French poet and political pamphleteer

Louis Dorléans (1542–1629) was a French poet and political pamphleteer.

==Biography==
Born in Paris in 1542, he studied under Jean Daurat. After taking his degree in law began to practise at the bar with but slight success. He wrote indifferent verses, but was a redoubtable pamphleteer. After the League arrested the royalist members of parliament, he was appointed advocate-general in 1589. His “Avertissement des catholiques anglais aux Français catholiques du danger où ils sont de perdre la religion et d’expérimenter, comme en Angleterre, la cruauté des ministres s’ils reçoivent à la couronne un roi qui soit hérétique” went through several editions, and was translated into English. One of his pamphlets, Le Banquet ou après-dînée du comte d’Arète, in which he accused Henry of insincerity in his return to the Roman Catholic faith, was so scurrilous as to be disapproved of by many members of the League.
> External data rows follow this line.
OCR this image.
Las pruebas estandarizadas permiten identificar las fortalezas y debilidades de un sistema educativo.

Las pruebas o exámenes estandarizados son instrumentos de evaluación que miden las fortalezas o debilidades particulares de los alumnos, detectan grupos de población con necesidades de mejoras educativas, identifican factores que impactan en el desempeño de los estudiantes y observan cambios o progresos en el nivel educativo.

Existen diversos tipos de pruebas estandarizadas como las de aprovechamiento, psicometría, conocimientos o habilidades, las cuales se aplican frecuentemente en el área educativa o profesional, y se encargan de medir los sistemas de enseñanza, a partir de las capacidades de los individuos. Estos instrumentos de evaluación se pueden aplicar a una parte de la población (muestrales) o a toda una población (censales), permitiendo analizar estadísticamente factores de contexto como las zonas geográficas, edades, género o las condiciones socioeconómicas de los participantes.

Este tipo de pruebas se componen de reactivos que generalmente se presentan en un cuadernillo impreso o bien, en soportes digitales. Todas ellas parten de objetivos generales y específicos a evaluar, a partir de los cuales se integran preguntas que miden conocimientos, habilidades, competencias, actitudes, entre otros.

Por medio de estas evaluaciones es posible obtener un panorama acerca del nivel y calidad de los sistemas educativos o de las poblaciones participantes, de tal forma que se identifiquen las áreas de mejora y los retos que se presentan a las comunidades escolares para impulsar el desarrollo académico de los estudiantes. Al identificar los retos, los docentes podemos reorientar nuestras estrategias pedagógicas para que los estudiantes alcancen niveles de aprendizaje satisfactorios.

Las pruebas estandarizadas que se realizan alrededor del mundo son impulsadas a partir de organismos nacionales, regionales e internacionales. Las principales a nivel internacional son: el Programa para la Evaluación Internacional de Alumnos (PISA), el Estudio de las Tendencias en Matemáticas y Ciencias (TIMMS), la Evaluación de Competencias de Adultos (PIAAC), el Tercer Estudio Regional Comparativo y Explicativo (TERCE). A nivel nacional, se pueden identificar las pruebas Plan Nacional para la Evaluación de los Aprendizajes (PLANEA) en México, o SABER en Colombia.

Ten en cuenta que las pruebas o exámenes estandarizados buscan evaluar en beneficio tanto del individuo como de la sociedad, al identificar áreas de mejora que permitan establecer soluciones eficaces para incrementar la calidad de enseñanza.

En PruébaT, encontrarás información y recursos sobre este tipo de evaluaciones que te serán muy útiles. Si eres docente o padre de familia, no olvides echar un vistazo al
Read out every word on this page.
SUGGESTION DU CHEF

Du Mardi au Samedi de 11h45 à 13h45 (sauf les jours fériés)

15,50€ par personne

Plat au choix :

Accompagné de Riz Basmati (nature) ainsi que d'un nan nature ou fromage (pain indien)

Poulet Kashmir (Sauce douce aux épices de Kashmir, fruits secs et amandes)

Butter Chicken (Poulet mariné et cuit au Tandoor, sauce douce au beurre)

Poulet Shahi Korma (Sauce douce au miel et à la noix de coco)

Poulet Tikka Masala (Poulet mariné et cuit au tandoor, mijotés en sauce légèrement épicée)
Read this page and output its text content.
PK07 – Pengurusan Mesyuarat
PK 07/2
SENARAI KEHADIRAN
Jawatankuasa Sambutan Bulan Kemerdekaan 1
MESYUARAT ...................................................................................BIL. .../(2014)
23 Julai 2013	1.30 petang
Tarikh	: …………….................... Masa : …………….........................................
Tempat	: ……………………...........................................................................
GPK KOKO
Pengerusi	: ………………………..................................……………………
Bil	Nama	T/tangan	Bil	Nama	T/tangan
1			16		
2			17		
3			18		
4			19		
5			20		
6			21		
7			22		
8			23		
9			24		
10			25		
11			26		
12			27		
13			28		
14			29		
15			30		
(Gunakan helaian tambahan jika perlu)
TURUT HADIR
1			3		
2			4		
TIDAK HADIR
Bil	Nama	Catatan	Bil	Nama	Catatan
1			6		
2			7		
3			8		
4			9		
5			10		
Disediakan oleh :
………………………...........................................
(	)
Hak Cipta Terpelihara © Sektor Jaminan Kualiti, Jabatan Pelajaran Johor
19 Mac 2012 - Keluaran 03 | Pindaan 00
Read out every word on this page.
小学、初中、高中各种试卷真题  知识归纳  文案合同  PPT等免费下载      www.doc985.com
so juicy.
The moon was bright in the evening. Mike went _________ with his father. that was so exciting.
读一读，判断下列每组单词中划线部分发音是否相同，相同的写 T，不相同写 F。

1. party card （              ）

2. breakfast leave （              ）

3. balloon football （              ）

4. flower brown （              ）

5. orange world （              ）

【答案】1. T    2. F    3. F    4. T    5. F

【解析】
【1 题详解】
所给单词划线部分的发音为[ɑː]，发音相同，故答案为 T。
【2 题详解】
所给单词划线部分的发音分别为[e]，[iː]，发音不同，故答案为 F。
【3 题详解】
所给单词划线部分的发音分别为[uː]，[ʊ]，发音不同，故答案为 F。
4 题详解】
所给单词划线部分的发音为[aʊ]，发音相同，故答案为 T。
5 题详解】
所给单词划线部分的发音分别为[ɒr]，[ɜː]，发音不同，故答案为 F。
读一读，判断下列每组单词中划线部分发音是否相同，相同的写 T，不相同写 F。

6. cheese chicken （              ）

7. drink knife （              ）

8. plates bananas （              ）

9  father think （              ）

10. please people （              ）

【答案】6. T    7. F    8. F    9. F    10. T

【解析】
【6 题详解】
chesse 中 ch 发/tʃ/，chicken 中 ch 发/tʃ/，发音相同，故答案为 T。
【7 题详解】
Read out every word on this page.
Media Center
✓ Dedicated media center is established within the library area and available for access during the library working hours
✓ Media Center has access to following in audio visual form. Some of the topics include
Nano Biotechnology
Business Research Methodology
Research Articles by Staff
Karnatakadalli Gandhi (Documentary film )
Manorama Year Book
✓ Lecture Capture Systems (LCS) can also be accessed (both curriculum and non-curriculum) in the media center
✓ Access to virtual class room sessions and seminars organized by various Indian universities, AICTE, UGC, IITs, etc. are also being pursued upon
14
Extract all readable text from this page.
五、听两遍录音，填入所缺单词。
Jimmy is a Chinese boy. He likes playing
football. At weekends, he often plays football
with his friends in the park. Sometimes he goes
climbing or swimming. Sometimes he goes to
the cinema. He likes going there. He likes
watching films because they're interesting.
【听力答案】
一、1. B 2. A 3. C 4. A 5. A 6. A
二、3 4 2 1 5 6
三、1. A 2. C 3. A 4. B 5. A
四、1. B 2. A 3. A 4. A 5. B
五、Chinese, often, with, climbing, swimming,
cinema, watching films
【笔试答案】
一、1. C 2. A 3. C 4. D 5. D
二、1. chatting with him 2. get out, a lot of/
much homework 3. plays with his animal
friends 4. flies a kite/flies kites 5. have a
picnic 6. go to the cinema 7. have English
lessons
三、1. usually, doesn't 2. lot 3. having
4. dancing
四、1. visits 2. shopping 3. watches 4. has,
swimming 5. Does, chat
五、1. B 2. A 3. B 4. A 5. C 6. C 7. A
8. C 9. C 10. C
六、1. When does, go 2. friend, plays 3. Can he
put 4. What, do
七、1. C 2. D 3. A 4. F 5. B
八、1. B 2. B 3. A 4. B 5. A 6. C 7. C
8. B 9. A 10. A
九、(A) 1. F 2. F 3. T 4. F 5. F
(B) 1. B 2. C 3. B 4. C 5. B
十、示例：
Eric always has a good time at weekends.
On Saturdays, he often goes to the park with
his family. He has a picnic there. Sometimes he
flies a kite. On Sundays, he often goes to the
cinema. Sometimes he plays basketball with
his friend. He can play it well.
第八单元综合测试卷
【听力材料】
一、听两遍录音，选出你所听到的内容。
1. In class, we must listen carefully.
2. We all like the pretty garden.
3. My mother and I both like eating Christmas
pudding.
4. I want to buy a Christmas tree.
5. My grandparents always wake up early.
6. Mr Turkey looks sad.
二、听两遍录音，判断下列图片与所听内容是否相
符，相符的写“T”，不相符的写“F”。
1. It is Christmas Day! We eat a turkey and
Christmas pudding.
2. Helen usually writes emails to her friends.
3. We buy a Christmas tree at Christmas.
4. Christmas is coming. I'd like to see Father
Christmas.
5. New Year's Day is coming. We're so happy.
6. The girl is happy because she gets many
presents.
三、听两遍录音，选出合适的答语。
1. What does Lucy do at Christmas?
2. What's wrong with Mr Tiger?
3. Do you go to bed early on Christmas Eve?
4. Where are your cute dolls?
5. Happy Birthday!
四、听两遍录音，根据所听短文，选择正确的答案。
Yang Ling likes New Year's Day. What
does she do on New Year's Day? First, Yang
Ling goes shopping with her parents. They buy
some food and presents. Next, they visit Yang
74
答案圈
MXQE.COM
When Henry at length entered Paris, Dorléans was among the number of the proscribed. He took refuge in Antwerp, where he remained for nine years. At the expiration of that period he received a pardon, and returned to Paris, but was soon imprisoned for sedition. The king released him after three months in the Conciergerie, and by this means attached him permanently to his cause. His last years were passed in obscurity, and he died in 1629.